Depending on the needs of the individual in question a rapid supported discharge may be appropriate to the patient's home (typically with the care of a partner or children), a hospice, or a care home accredited by the Gold Standards Framework.
There are many problems inherent in discharging a dying patient from hospital. Evidence suggests older people are less likely to be known to Specialist Palliative Care teams and there may be inequitable access to hospice services. Practicalities are key and delays in providing equipment such as mattresses or setting up new or increased care packages have been shown to be contributory factors to patients dying in hospital rather than elsewhere.
Emerging strategies such as the 'Liverpool Integrated Care Pathway for the Rapid Discharge Home of the Dying Patient' attempt to address these issues. However, such measures require prompt co-ordination of social services, palliative care teams, general practitioners, district nurses and relatives' families or significant others. This document aims to facilitate medical and nursing palliative care from hospital to community in a seamless and timely manner, and can act as a continuation of in-hospital end of life care. A criterion for use is that family are aware that social/supportive care and equipment may not fully be in place (due to the urgency of the plan).

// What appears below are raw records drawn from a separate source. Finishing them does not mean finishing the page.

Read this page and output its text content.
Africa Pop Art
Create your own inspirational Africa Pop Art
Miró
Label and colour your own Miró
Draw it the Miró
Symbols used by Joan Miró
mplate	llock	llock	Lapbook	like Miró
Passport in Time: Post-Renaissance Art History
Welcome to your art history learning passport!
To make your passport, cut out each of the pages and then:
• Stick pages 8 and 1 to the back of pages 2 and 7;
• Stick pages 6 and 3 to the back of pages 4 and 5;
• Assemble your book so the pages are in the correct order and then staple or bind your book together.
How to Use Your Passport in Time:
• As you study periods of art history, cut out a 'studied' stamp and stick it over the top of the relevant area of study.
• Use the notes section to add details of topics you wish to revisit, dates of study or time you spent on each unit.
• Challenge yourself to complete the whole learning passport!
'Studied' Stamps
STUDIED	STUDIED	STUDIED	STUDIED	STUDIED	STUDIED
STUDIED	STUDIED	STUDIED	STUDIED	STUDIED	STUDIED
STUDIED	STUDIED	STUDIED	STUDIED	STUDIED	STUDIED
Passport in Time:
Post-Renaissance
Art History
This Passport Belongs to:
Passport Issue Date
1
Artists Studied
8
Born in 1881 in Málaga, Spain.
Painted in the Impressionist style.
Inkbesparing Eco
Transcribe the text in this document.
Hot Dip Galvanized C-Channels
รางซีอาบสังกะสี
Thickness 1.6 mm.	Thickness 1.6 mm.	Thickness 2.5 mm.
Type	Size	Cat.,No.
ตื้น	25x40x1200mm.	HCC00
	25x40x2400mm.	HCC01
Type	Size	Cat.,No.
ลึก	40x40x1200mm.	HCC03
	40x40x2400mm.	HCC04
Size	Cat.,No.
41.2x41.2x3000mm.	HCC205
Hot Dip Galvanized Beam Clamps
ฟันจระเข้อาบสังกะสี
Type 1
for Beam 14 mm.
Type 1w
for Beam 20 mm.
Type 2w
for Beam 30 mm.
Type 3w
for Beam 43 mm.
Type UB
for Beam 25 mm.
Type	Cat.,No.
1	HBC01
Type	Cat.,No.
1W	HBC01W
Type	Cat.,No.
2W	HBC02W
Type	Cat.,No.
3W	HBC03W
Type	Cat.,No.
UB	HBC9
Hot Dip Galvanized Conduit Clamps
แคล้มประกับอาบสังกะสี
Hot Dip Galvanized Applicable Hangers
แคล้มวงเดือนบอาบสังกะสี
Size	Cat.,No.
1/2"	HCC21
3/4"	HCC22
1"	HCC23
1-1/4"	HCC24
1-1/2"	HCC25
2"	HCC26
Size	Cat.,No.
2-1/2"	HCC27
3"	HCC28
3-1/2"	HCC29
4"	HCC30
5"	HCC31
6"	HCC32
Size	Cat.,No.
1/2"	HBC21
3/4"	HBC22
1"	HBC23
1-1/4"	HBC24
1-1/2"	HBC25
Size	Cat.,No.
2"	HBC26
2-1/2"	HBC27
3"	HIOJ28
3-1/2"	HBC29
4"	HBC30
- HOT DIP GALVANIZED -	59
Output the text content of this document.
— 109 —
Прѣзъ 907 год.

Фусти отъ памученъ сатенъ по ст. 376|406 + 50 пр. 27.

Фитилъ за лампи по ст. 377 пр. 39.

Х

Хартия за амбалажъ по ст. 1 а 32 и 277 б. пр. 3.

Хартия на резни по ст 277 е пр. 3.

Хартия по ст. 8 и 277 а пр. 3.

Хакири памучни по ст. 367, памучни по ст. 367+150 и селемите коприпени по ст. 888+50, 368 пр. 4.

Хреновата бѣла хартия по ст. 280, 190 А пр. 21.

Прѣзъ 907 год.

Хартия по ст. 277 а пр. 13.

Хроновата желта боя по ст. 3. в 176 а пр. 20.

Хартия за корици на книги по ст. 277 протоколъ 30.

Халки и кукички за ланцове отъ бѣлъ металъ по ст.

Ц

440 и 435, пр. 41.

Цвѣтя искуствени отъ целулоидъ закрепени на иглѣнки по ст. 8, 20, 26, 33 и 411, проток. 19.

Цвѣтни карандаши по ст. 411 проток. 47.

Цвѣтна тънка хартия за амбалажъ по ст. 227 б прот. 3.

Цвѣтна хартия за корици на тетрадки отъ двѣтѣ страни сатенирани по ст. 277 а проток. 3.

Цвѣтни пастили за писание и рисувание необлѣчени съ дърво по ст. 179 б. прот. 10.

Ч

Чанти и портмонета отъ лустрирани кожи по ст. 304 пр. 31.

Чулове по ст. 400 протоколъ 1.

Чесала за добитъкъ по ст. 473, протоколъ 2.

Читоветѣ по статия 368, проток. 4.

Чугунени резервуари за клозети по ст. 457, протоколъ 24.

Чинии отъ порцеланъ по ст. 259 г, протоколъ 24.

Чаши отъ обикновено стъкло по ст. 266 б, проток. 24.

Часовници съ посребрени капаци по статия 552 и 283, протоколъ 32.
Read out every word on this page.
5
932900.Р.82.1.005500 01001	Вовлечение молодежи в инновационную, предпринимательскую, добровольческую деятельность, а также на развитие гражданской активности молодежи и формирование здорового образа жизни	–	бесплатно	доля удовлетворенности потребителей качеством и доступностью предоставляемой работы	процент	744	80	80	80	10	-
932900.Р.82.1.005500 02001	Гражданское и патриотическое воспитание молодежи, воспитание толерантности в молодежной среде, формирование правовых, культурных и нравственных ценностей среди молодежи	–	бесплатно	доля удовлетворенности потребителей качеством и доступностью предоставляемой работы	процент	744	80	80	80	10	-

It is recognised that some patients admitted to hospital have little to gain from such an admission, and indeed it may be distressing or against the wishes of the patient. Advance Care Planning (ACP) including Preferred Priorities of Care forms allow decisions to be made that reflect the views of patients and relatives, and aim to avoid certain courses of action that may be of little benefit. For example, terminally ill care home residents often fall unwell at night when the patient's general practitioner and notes are unavailable, family may not be contactable, and care home staff may be junior and unsupported. Without documented ACP, it is almost inevitable that such individuals will be transferred to an acute care facility, even if care in the existing place of residence is preferred and more appropriate. Doctors have a key role to play in instituting ACP as they come in frequent contact with many of those who have most to gain from it for example, at diagnosis, when facilitating discharge from hospital (often with a new diagnosis, or to a new place of care), or as part of a community service.
The aim of our study was to perform a retrospective analysis of those who have died in hospital to identify the proportion where the possibility of dying at home was explored. A further objective was to identify factors that could support hospital staff to enable patients' wishes, by collecting data on key time points during the hospital stay that could help aid future planning in this area. These included the usage and timing of Do Not Attempt Resuscitation (DNAR) orders, and observing the duration before death the Liverpool Care Pathway (LCP) was initiated (where used). In addition, an assessment was made about whether the use of ACP prior to acute decline could have led to a more appropriate alternative to acute hospital admission being considered.